Współpraca Forda i Volkswagena. Chodzi nie tylko o dostawczaki
Przedstawiciele Forda i Volkswagena w czerwcu 2018 roku podpisali porozumienie, na mocy którego ma rozpocząć się globalna współpraca tych dwóch gigantów. Początkowo informowano, że chodzi o samochody dostawcze, ale pojawiły się głosy o czymś więcej.

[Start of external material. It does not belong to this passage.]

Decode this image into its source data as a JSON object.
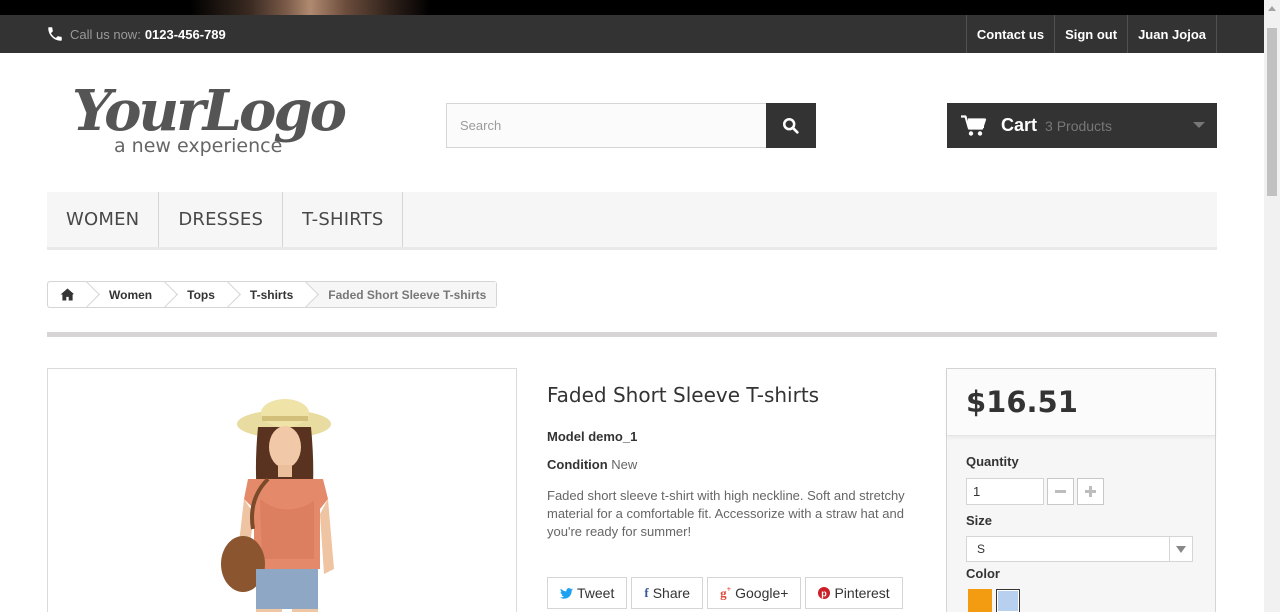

24.10.2018 | aktual.: 13.10.2022 13:36
Zalogowani mogą więcej
Możesz zapisać ten artykuł na później. Znajdziesz go potem na swoim koncie użytkownika
Kiedy informowaliśmy o podpisaniu porozumienia pomiędzy przedstawicielami Volkswagena i Forda, spekulowaliśmy, że menadżerowie stwierdzili, że ich produkty są niemal identyczne, więc dla oszczędności lepiej będzie połączyć siły, a później projektować i testować auta w jednym zespole, zamiast bić się na noże i robić wyścig zbrojeń w dwóch konkurencyjnych obozach.

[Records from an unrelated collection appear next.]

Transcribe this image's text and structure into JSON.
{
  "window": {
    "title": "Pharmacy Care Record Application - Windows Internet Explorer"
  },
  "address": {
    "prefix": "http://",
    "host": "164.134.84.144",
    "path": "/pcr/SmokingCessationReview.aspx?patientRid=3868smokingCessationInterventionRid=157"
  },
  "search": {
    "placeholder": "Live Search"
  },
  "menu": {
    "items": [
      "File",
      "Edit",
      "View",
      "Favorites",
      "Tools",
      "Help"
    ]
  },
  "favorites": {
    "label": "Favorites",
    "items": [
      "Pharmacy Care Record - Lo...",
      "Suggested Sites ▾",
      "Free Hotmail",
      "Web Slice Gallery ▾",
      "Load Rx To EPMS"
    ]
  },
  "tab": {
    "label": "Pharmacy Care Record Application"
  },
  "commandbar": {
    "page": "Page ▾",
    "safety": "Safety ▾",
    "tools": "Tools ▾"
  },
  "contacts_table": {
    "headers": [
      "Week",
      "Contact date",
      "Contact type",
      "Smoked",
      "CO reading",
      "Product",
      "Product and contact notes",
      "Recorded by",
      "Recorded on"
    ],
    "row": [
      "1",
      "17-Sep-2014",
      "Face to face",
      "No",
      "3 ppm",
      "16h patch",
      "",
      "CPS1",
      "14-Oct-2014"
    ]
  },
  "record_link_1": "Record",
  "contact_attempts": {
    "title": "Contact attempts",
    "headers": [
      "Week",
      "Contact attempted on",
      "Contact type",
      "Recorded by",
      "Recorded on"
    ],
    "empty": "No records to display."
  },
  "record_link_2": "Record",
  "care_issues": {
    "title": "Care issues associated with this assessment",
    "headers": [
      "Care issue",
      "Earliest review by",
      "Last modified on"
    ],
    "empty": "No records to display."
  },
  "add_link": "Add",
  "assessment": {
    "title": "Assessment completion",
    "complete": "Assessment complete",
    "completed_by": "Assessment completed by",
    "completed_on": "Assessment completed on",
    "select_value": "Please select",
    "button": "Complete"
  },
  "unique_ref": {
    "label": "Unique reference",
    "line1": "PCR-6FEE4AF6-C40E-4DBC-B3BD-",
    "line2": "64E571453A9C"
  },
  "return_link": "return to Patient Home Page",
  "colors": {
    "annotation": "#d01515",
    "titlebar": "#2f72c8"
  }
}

Oczywiście na tamten moment komunikowano, że przede wszystkim chodzi o korzyści dla klientów, ale to nie bezpośrednio z nich utrzymują się koncerny.

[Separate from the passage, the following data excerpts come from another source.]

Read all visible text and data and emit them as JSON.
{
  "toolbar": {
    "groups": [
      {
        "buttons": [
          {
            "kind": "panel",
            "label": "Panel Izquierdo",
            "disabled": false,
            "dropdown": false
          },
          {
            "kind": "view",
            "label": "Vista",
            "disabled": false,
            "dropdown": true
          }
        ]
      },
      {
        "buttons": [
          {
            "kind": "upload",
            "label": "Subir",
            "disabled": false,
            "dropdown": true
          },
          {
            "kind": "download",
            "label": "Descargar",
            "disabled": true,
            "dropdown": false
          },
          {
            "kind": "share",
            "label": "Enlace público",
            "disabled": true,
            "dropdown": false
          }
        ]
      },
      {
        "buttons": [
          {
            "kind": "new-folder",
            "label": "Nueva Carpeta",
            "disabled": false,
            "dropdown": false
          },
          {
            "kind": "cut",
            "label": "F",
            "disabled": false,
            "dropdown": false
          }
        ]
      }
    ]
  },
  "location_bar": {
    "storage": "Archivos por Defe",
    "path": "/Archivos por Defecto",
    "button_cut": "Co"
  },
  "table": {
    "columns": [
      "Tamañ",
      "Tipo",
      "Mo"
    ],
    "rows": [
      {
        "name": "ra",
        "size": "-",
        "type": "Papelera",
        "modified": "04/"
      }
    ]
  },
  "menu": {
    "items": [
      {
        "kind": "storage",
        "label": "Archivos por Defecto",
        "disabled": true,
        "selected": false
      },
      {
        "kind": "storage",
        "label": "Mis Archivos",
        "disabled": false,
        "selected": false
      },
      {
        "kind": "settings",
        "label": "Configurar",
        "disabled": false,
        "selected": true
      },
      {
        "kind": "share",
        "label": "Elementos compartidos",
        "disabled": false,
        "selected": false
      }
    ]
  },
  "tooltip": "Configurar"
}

W Amerykańskich mediach pojawiły się informacje, że obie firmy nadal ustalają detale kooperacji. Zdaniem autorów publikacji, Volkswagen chętnie skorzystałby z silnej pozycji Forda w USA, a Ford chce wzmocnić swój udział na rynkach azjatyckich i europejskich.
Oprócz tego oba koncerny mogłyby się uzupełniać w nowych technologiach, bo Volkswagen wyprzedza Forda w dziedzinie pojazdów elektrycznych, a problemy wizerunkowe po aferze Dieselgate wymagają od Volkswagena odważnych działań w USA.
Pierwotne informacje na temat zakresu współpracy ograniczonego do aut użytkowych mogą być już nieaktualne, a nasze spekulacje na temat współpracy również na płaszczyźnie aut osobowych, mogą nabrać realnego kształtu. Zwróciliśmy się z pytaniami do rzeczników obu marek. W chwili publikacji materiału, nie uzyskaliśmy żadnych dodatkowych informacji. Opublikujemy je natychmiast po otrzymaniu odpowiedzi - nasze zapytanie o oficjalne stanowisko Volkswagena trafiło do centrali w Wolfsburgu.